The need to continually innovate, improve and evolve blockchain technology on Ergo is an identifying feature of the blockchain. There is already an algorithmic stablecoin live on Ergo (SigUSD) which is crypto-backed and overcollateralized, and has never lost its peg throughout extreme market volatility. Ergo’s founder, Alexander Chepurnoy, along with Scalahub and community members are currently working on implementing another stablecoin, called DexyUSD. DexyUSD is an algorithmic stablecoin with various features that will continue to improve on the success of SigUSD. For instance, DexyUSD will not have any governance or external reserves. In a recent video, Chepurnoy explains in depth, stating that “there are no external reserves . . . external reserves are always about centralized protocols” (Time index 2:55-3:15).

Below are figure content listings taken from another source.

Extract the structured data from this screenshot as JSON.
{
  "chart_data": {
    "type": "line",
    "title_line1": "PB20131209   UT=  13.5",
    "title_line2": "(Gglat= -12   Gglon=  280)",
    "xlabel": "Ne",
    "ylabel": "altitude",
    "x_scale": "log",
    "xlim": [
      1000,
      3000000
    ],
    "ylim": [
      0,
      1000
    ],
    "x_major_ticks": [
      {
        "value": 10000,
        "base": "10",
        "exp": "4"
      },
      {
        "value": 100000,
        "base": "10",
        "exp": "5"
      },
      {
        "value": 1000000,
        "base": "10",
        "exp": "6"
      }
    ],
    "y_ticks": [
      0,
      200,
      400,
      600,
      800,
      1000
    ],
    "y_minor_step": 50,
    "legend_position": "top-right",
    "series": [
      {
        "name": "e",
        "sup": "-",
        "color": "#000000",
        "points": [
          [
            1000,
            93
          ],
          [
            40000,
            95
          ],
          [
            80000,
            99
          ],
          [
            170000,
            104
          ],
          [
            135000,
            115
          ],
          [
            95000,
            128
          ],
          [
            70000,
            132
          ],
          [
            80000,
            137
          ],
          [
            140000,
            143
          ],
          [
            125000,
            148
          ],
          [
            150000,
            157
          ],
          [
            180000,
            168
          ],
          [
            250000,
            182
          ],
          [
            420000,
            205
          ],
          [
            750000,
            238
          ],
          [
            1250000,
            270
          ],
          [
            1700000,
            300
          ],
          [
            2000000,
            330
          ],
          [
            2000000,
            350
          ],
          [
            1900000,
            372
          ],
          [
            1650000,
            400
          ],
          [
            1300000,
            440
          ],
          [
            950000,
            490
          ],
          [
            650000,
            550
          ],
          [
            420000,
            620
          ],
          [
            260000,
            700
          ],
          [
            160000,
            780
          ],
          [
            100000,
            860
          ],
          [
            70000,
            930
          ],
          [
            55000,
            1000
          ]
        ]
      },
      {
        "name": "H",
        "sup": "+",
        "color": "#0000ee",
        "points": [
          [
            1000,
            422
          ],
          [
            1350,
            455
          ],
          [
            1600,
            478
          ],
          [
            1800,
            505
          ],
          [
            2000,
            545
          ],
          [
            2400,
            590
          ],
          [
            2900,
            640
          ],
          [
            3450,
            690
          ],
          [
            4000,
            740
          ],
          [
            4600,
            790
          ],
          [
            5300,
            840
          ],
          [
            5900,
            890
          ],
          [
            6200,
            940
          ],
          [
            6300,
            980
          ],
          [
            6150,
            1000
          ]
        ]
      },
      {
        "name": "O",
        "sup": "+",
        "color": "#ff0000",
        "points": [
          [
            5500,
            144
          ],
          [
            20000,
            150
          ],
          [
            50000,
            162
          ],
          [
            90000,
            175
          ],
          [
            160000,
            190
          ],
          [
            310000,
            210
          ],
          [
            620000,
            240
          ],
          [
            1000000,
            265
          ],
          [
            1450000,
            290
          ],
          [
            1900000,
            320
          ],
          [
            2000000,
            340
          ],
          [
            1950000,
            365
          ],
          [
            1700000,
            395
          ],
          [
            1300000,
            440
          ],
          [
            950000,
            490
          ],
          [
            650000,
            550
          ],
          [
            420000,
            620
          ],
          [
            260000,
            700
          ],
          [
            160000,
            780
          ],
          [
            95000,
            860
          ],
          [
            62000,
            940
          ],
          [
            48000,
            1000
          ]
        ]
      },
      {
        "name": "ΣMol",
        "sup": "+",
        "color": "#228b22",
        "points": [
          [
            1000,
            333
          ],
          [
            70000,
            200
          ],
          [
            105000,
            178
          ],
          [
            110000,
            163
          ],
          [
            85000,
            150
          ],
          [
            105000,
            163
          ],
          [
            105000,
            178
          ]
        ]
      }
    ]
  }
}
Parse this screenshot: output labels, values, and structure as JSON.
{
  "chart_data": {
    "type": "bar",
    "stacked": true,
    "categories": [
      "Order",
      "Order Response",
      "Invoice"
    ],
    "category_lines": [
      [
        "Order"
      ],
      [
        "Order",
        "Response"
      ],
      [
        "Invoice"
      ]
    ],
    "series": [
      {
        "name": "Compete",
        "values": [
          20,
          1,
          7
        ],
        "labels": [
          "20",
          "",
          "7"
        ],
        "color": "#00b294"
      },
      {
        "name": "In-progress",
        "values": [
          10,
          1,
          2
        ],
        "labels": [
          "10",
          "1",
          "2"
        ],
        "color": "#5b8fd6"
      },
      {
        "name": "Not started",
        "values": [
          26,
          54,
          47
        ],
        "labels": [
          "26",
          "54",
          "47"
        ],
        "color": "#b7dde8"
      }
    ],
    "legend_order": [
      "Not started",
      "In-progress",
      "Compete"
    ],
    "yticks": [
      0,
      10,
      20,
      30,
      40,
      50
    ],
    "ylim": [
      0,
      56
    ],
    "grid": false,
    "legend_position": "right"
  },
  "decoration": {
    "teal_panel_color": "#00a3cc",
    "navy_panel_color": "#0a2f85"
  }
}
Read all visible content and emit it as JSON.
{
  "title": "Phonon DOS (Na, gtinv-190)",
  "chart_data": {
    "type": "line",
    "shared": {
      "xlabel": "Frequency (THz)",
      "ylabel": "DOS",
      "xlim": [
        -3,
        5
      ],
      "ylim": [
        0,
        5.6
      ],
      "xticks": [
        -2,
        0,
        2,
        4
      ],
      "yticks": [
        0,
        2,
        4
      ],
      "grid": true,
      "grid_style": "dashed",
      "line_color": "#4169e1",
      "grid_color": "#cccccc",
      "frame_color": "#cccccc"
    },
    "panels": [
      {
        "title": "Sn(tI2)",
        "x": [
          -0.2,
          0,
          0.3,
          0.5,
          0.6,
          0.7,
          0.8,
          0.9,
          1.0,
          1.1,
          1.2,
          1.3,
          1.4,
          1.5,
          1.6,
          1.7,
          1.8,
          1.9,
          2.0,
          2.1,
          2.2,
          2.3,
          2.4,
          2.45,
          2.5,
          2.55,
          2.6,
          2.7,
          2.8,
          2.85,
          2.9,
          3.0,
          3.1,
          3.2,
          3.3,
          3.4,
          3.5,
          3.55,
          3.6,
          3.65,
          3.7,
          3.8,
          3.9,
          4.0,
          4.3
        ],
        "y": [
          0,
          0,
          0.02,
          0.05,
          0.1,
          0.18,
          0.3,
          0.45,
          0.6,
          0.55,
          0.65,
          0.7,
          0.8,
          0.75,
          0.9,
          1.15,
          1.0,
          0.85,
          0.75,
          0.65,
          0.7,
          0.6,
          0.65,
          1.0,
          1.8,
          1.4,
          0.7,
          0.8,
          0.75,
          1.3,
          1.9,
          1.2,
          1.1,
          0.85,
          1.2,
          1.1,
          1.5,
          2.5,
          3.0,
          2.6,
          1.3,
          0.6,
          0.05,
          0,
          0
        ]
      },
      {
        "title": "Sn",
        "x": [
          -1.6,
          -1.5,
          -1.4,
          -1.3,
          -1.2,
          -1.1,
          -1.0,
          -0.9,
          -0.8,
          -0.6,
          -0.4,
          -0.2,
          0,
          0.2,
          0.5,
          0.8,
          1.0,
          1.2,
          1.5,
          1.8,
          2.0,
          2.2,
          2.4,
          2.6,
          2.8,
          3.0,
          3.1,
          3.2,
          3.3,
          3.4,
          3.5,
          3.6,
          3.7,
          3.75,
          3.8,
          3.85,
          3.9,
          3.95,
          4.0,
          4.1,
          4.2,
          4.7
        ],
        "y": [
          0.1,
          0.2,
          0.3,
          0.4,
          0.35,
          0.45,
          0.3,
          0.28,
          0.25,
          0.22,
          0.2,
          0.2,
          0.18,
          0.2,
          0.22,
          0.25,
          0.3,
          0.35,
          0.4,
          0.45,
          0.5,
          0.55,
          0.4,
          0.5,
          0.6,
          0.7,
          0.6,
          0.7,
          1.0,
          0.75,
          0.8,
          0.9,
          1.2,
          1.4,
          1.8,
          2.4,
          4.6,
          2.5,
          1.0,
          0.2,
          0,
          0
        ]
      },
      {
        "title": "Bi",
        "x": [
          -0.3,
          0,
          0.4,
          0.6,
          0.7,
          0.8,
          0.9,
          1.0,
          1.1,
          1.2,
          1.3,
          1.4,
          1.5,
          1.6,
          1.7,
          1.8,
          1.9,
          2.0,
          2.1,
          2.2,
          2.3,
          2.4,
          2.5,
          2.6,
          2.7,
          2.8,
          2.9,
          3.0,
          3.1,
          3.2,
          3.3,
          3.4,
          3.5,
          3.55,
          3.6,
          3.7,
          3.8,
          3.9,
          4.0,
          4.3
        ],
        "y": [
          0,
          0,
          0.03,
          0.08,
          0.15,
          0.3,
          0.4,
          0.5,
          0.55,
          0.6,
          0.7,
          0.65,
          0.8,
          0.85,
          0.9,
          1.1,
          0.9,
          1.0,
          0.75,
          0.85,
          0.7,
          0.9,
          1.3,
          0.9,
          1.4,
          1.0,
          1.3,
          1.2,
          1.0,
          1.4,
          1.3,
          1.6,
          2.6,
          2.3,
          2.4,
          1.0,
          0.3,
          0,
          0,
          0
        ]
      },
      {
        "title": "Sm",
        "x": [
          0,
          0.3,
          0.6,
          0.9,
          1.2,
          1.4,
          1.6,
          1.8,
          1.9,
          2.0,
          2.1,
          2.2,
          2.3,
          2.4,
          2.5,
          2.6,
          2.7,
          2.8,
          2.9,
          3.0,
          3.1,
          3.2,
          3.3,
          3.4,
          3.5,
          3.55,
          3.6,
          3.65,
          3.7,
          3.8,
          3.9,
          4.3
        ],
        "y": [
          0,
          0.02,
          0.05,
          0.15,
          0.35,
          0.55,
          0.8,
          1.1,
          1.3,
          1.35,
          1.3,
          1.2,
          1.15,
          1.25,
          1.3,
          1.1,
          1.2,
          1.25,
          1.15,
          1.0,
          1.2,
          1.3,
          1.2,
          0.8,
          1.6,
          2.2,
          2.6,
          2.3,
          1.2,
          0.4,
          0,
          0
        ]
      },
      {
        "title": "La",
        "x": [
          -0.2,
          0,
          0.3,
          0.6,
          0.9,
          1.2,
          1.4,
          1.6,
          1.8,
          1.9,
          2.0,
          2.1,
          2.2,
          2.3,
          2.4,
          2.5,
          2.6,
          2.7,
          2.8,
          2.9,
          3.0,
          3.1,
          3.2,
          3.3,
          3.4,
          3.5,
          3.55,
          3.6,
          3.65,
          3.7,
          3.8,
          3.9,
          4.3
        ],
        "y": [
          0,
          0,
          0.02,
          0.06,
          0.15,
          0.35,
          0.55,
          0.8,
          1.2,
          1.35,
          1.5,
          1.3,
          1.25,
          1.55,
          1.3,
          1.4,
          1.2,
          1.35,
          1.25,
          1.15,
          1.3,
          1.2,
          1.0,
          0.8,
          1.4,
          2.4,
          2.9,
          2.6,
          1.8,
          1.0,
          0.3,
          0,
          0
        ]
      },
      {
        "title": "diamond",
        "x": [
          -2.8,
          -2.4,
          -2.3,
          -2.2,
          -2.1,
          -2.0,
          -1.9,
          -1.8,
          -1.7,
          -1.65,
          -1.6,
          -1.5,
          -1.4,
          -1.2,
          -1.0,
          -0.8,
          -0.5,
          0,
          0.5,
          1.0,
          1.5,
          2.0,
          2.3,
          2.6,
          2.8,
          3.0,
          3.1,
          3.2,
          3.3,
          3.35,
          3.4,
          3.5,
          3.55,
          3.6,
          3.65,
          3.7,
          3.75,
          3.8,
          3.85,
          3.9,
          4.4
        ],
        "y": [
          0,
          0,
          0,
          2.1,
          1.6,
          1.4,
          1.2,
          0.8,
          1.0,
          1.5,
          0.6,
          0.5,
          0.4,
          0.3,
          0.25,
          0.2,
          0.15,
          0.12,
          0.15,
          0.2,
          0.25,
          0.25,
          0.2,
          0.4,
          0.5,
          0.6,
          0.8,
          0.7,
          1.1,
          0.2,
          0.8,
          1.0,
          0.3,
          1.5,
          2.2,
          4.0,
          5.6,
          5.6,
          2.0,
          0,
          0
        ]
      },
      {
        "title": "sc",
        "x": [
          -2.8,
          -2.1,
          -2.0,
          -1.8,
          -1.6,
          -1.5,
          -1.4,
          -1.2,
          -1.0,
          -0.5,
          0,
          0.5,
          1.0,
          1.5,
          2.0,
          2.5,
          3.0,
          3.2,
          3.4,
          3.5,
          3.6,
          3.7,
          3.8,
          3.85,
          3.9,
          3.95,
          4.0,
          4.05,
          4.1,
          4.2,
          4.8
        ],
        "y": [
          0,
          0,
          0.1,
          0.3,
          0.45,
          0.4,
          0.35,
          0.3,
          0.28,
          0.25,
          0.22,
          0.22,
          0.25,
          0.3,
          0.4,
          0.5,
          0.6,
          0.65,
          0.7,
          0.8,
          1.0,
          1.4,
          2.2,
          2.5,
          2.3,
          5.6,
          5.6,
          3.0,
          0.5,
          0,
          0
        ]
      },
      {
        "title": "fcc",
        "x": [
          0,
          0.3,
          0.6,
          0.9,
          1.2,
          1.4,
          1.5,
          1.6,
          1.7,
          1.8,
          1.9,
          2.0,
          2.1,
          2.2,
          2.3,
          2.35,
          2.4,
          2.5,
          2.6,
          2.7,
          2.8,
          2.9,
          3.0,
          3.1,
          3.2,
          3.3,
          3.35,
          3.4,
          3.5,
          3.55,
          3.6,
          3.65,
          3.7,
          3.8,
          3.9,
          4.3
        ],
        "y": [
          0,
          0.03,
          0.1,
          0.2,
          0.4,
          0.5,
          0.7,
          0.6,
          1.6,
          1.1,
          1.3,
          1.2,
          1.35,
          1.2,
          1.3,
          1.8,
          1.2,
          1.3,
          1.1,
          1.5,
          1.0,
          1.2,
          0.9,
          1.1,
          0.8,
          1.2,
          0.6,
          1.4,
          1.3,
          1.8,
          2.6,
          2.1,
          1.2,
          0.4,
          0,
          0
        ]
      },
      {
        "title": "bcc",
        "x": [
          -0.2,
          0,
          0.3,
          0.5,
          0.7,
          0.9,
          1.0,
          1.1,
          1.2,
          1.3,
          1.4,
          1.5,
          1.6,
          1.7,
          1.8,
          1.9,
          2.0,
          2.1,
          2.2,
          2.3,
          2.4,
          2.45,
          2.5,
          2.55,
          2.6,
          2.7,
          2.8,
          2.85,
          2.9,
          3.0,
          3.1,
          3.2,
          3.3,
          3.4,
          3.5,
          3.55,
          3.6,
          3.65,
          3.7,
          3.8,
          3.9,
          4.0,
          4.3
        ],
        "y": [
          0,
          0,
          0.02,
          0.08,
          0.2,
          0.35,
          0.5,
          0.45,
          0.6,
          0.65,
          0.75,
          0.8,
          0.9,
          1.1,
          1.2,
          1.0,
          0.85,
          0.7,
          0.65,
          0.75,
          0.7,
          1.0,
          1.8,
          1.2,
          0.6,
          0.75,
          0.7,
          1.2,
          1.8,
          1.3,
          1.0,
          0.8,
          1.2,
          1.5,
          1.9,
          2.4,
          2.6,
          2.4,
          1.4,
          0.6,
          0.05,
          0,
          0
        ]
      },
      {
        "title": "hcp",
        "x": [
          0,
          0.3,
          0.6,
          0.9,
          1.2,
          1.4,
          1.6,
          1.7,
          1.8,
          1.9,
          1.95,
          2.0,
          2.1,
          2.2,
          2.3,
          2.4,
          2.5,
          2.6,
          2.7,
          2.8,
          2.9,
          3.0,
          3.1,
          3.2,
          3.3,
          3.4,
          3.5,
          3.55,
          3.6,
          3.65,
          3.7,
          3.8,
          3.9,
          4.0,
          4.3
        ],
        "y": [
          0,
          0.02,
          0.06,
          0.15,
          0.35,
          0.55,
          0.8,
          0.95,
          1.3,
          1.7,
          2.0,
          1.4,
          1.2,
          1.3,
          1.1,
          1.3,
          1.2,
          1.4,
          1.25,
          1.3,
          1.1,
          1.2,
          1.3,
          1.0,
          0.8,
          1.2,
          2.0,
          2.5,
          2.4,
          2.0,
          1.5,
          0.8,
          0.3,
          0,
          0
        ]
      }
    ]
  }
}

Delving deeper into DexyUSD’s design, Alex Chepurnoy highlights three prominent features in his video. The design components consist of oracles, liquidity pools and an algorithmic bank. The oracle will act as a trusted data point in targeting the price of ERG/stablecoin from a variety of external markets. The oracle will provide the information regarding the price of ERG so that DexyUSD keeps its peg. The algorithmic bank also showcases some unique features that will ensure DexyUSD’s reliability and validity. Chepurnoy states that the algorithmic bank has two primary goals. These goals are “to provide liquidity by minting stablecoins in exchange for ERG, using [the] oracle’s price,” while ensuring “stability in the liquidity pool by injecting ERGs when needed” (Time index 4:45-5:48). The algorithmic bank also takes actions to protect DexyUSD’s peg by charging a fee for minting, thereby preventing the oracle from front-running and building up reserves. Chepurnoy also states that an additional feature of DexyUSD is that “if [the] exchange rate differs from [the] oracle’s for enough time, which means interventions did not succeed, [it] burns stablecoins in the pool to get the price back to normal” (Time index 11:45-12:10). The burning mechanism is designed to guarantee the stabilization of DexyUSD, however it can have a negative effect for those who provide liquidity. Chepurnoy states that they try to avoid burning the stablecoin by first burning reserves in the case of a catastrophic event. The bank and liquidity pool charges fees to build its reserves up which allows the burning of reserves to take place rather than burning the stablecoin initially. For a comprehensive overview of this new stablecoin protocol, please view the entirety of Chepurnoy’s video.